The goal is to more than double Lancia’s sales to about 250,000 cars by 2014 from 99,400 last year. Overall, Marchionne aims to boost Fiat-Chrysler’s combined sales to 104 billion euros by 2014 from about 66 billion euros last year. The combination with Chrysler is critical for Lancia, which is too small to survive on its own, Marchionne has said.
“It’s going to be very difficult for Lancia to double sales as competition is very heavy,” said Massimiliano Romano, head of research at brokerage Concentric Italy in Milan. “Marchionne is moving in the right direction. Margins are tiny, so you need to optimize resources.”
Lancia was founded in Turin in 1906 by Vincenzo Lancia, a Fiat race car driver. It has vacillated between luxury and mass market over the years. In the 1950s and 1960s, Lancia went head-to-head against Jaguar and Maserati with luxurious coupes such as the Flamina and Flavia. After being acquired by Fiat in 1969, its models veered between race-bred sedans such as the Delta and big-box sedans such as the Thema. In the 1990s, the brand dipped down market, with the compact Y.
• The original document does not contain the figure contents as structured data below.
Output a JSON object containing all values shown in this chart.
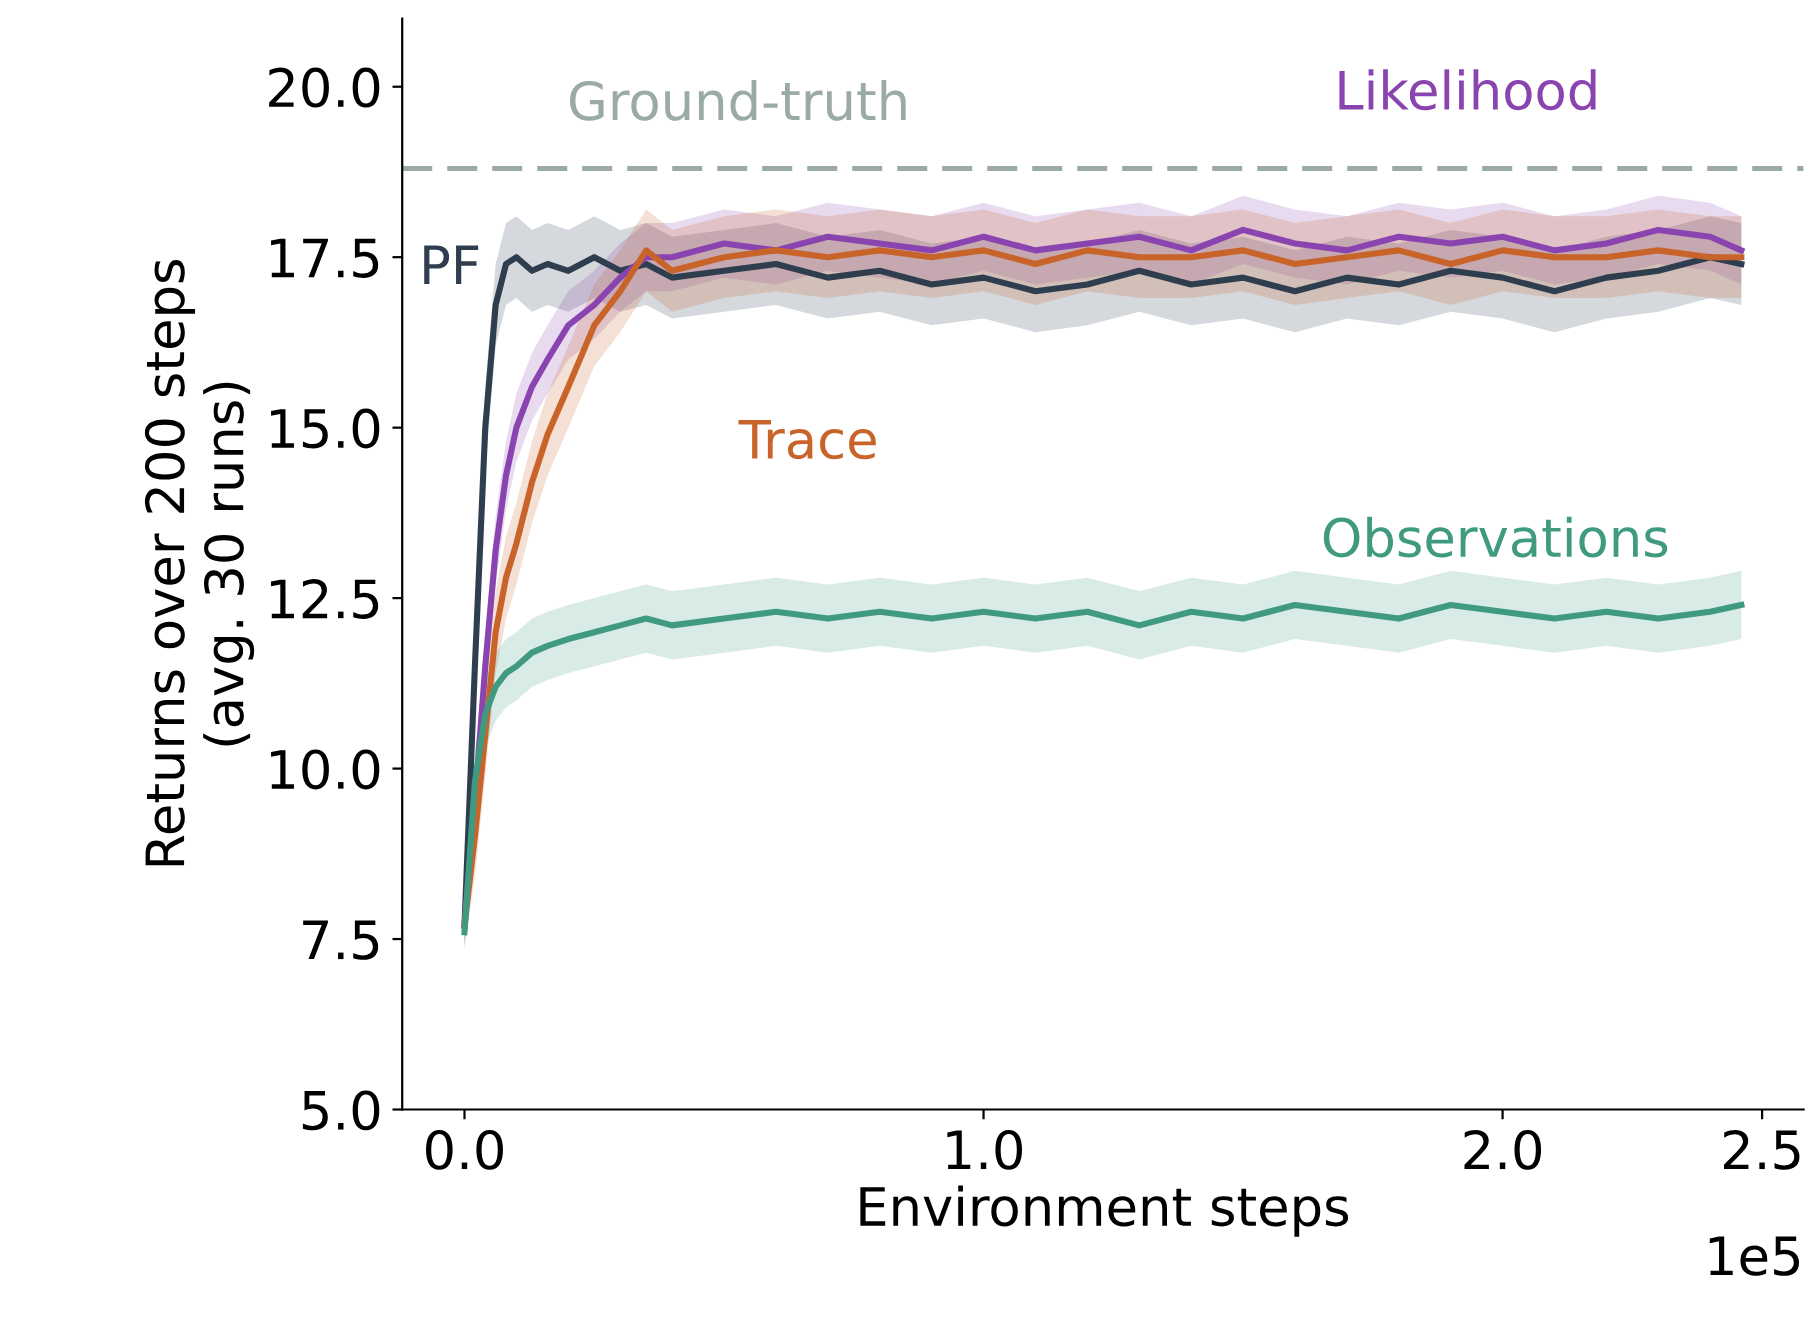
{
  "chart_data": {
    "type": "line",
    "xlabel": "Environment steps",
    "ylabel": "Returns over 200 steps\n(avg. 30 runs)",
    "annotations": [
      "1e5"
    ],
    "x": [
      0,
      0.02,
      0.04,
      0.06,
      0.08,
      0.1,
      0.13,
      0.16,
      0.2,
      0.25,
      0.3,
      0.35,
      0.4,
      0.5,
      0.6,
      0.7,
      0.8,
      0.9,
      1.0,
      1.1,
      1.2,
      1.3,
      1.4,
      1.5,
      1.6,
      1.7,
      1.8,
      1.9,
      2.0,
      2.1,
      2.2,
      2.3,
      2.4,
      2.46
    ],
    "series": [
      {
        "name": "PF",
        "color": "#2f3e4e",
        "values": [
          7.7,
          11.5,
          15.0,
          16.8,
          17.4,
          17.5,
          17.3,
          17.4,
          17.3,
          17.5,
          17.3,
          17.4,
          17.2,
          17.3,
          17.4,
          17.2,
          17.3,
          17.1,
          17.2,
          17.0,
          17.1,
          17.3,
          17.1,
          17.2,
          17.0,
          17.2,
          17.1,
          17.3,
          17.2,
          17.0,
          17.2,
          17.3,
          17.5,
          17.4
        ],
        "lower": [
          7.4,
          10.9,
          14.4,
          16.2,
          16.8,
          16.9,
          16.7,
          16.8,
          16.7,
          16.9,
          16.7,
          16.8,
          16.6,
          16.7,
          16.8,
          16.6,
          16.7,
          16.5,
          16.6,
          16.4,
          16.5,
          16.7,
          16.5,
          16.6,
          16.4,
          16.6,
          16.5,
          16.7,
          16.6,
          16.4,
          16.6,
          16.7,
          16.9,
          16.8
        ],
        "upper": [
          8.0,
          12.1,
          15.6,
          17.4,
          18.0,
          18.1,
          17.9,
          18.0,
          17.9,
          18.1,
          17.9,
          18.0,
          17.8,
          17.9,
          18.0,
          17.8,
          17.9,
          17.7,
          17.8,
          17.6,
          17.7,
          17.9,
          17.7,
          17.8,
          17.6,
          17.8,
          17.7,
          17.9,
          17.8,
          17.6,
          17.8,
          17.9,
          18.1,
          18.0
        ]
      },
      {
        "name": "Likelihood",
        "color": "#8a44b0",
        "values": [
          7.7,
          9.5,
          11.5,
          13.2,
          14.3,
          15.0,
          15.6,
          16.0,
          16.5,
          16.8,
          17.2,
          17.5,
          17.5,
          17.7,
          17.6,
          17.8,
          17.7,
          17.6,
          17.8,
          17.6,
          17.7,
          17.8,
          17.6,
          17.9,
          17.7,
          17.6,
          17.8,
          17.7,
          17.8,
          17.6,
          17.7,
          17.9,
          17.8,
          17.6
        ],
        "lower": [
          7.4,
          9.0,
          11.0,
          12.7,
          13.8,
          14.5,
          15.1,
          15.5,
          16.0,
          16.3,
          16.7,
          17.0,
          17.0,
          17.2,
          17.1,
          17.3,
          17.2,
          17.1,
          17.3,
          17.1,
          17.2,
          17.3,
          17.1,
          17.4,
          17.2,
          17.1,
          17.3,
          17.2,
          17.3,
          17.1,
          17.2,
          17.4,
          17.3,
          17.1
        ],
        "upper": [
          8.0,
          10.0,
          12.0,
          13.7,
          14.8,
          15.5,
          16.1,
          16.5,
          17.0,
          17.3,
          17.7,
          18.0,
          18.0,
          18.2,
          18.1,
          18.3,
          18.2,
          18.1,
          18.3,
          18.1,
          18.2,
          18.3,
          18.1,
          18.4,
          18.2,
          18.1,
          18.3,
          18.2,
          18.3,
          18.1,
          18.2,
          18.4,
          18.3,
          18.1
        ]
      },
      {
        "name": "Trace",
        "color": "#c8642a",
        "values": [
          7.7,
          9.0,
          10.5,
          12.0,
          12.8,
          13.3,
          14.2,
          14.9,
          15.6,
          16.5,
          17.0,
          17.6,
          17.3,
          17.5,
          17.6,
          17.5,
          17.6,
          17.5,
          17.6,
          17.4,
          17.6,
          17.5,
          17.5,
          17.6,
          17.4,
          17.5,
          17.6,
          17.4,
          17.6,
          17.5,
          17.5,
          17.6,
          17.5,
          17.5
        ],
        "lower": [
          7.4,
          8.4,
          9.9,
          11.4,
          12.2,
          12.7,
          13.6,
          14.3,
          15.0,
          15.9,
          16.4,
          17.0,
          16.7,
          16.9,
          17.0,
          16.9,
          17.0,
          16.9,
          17.0,
          16.8,
          17.0,
          16.9,
          16.9,
          17.0,
          16.8,
          16.9,
          17.0,
          16.8,
          17.0,
          16.9,
          16.9,
          17.0,
          16.9,
          16.9
        ],
        "upper": [
          8.0,
          9.6,
          11.1,
          12.6,
          13.4,
          13.9,
          14.8,
          15.5,
          16.2,
          17.1,
          17.6,
          18.2,
          17.9,
          18.1,
          18.2,
          18.1,
          18.2,
          18.1,
          18.2,
          18.0,
          18.2,
          18.1,
          18.1,
          18.2,
          18.0,
          18.1,
          18.2,
          18.0,
          18.2,
          18.1,
          18.1,
          18.2,
          18.1,
          18.1
        ]
      },
      {
        "name": "Observations",
        "color": "#3f9a80",
        "values": [
          7.6,
          9.8,
          10.8,
          11.2,
          11.4,
          11.5,
          11.7,
          11.8,
          11.9,
          12.0,
          12.1,
          12.2,
          12.1,
          12.2,
          12.3,
          12.2,
          12.3,
          12.2,
          12.3,
          12.2,
          12.3,
          12.1,
          12.3,
          12.2,
          12.4,
          12.3,
          12.2,
          12.4,
          12.3,
          12.2,
          12.3,
          12.2,
          12.3,
          12.4
        ],
        "lower": [
          7.3,
          9.3,
          10.3,
          10.7,
          10.9,
          11.0,
          11.2,
          11.3,
          11.4,
          11.5,
          11.6,
          11.7,
          11.6,
          11.7,
          11.8,
          11.7,
          11.8,
          11.7,
          11.8,
          11.7,
          11.8,
          11.6,
          11.8,
          11.7,
          11.9,
          11.8,
          11.7,
          11.9,
          11.8,
          11.7,
          11.8,
          11.7,
          11.8,
          11.9
        ],
        "upper": [
          7.9,
          10.3,
          11.3,
          11.7,
          11.9,
          12.0,
          12.2,
          12.3,
          12.4,
          12.5,
          12.6,
          12.7,
          12.6,
          12.7,
          12.8,
          12.7,
          12.8,
          12.7,
          12.8,
          12.7,
          12.8,
          12.6,
          12.8,
          12.7,
          12.9,
          12.8,
          12.7,
          12.9,
          12.8,
          12.7,
          12.8,
          12.7,
          12.8,
          12.9
        ]
      }
    ],
    "ref_lines": [
      {
        "axis": "y",
        "value": 18.8,
        "label": "Ground-truth",
        "color": "#9aaaa6",
        "line_style": "dashed"
      }
    ],
    "xlim": [
      -0.12,
      2.58
    ],
    "xticks": [
      {
        "value": 0,
        "label": "0.0"
      },
      {
        "value": 1,
        "label": "1.0"
      },
      {
        "value": 2,
        "label": "2.0"
      },
      2.5
    ],
    "ylim": [
      5,
      21
    ],
    "yticks": [
      {
        "value": 5,
        "label": "5.0"
      },
      {
        "value": 7.5,
        "label": "7.5"
      },
      {
        "value": 10,
        "label": "10.0"
      },
      {
        "value": 12.5,
        "label": "12.5"
      },
      {
        "value": 15,
        "label": "15.0"
      },
      {
        "value": 17.5,
        "label": "17.5"
      },
      {
        "value": 20,
        "label": "20.0"
      }
    ],
    "grid": false,
    "legend": false,
    "marker": "none",
    "line_style": "solid"
  }
}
Part of Lancia’s makeover is the revamped Ypsilon compact, which will become a five-door hatchback in a bid to widen its appeal compared with the previous three-door-only version. The model, the brand’s best seller, is one of only three current Lancia products and marks a rare new offering.
Fiat postponed the introduction of new models until the second half of 2011 in hopes of a recovery in European car demand. That tactic led to a loss of market share to 7.2 percent from 8.4 percent. Fiat plans to introduce five new cars this year, compared with nine in 2012 and 11 in 2013.
The Poland-built Ypsilon goes on sale today at a starting price of 12,400 euros. The target is to sell 120,000 Ypsilons a year, Francois said in a May 25 interview.
For Chrysler, the cooperation with Lancia isn’t just a one-way street. The brand will still exist in the U.K. and Ireland and will sell a version of Lancia’s sporty Delta hatchback as well as the Ypsilon. Chrysler may also sell Ypsilons in Japan, South Korea, South Africa and Australia, the company said.
Even as it re-badges Chrysler and Lancia products, Fiat tries to account for regional sensibilities, such as Italian leather made by Poltrona Frau SpA in the Lancia version of the Chrysler 300. It’s also bridging cultures with ads featuring Elisabetta Canalis, the Italian girlfriend of George Clooney, with the tagline, “Italian character meets American glamor.”
For auto dealer Mazzali, he’s spent more than 2 million euros to prepare his shops for Lancia. “We’re ready for the change,” he said.